Es war sehr schwierig, dieses Muster abzulegen. Obwohl ich es unbedingt wollte, konnte ich mich irgendwie nicht davon abhalten, weiterhin hart zu arbeiten, und meine Gesundheit und mein Wohlbefinden aufs Spiel zu setzen. Diese Überzeugungen waren fest in meinem Unterbewusstsein verankert und wie Martha Beck mir sagt, hat dieses Unterbewusstsein so ziemlich das Sagen.


Babyschritte


Ich habe gehört, dass das Bewusstsein darüber die halbe Miete ist, einige sagen sogar 80% des Kampfes, was großartig ist, weil ich es wirklich leid bin, zu kämpfen. Wenn mich die Leute jetzt fragen, wie es mir geht, werde ich ihnen die Wahrheit sagen. Wenn sie es nicht hören wollen, werden sie bald die Aufmerksamkeit auf sich selbst richten. Aber mit dieser neuen Art zu sein und zu handeln und zu sprechen, habe ich einige magische Verbindungen zu Menschen hergestellt. Wenn eine Person ihre Hand hochhält und sagt, dass sie leidet, ermutigt dies andere, dasselbe zu tun. Wir alle haben langsam den Mut, unsere Masken zu entfernen und unsere Unvollkommenheiten zu zeigen.

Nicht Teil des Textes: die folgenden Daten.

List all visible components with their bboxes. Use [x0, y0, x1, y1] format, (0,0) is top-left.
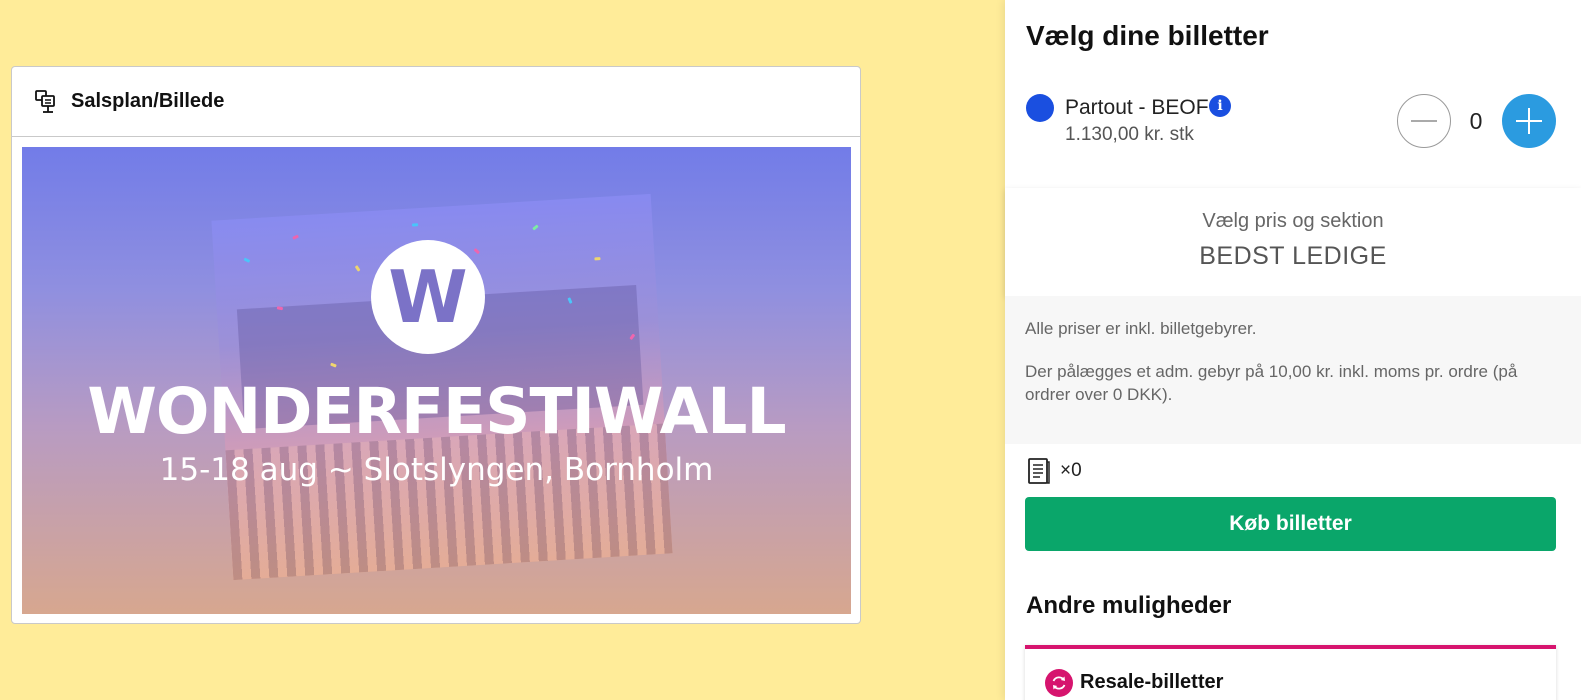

Die Ergebnisse, die ich durch diese Babyschritte erzielt habe, haben mich sehr beeindruckt. Es ist ein kleiner Schritt in Richtung Authentizität und Integrität. Ich habe begonnen, mich mit anderen Menschen auf einer völlig anderen Ebene zu verbinden, was eine wirklich tolle Sache ist. Es lohnt sich absolut!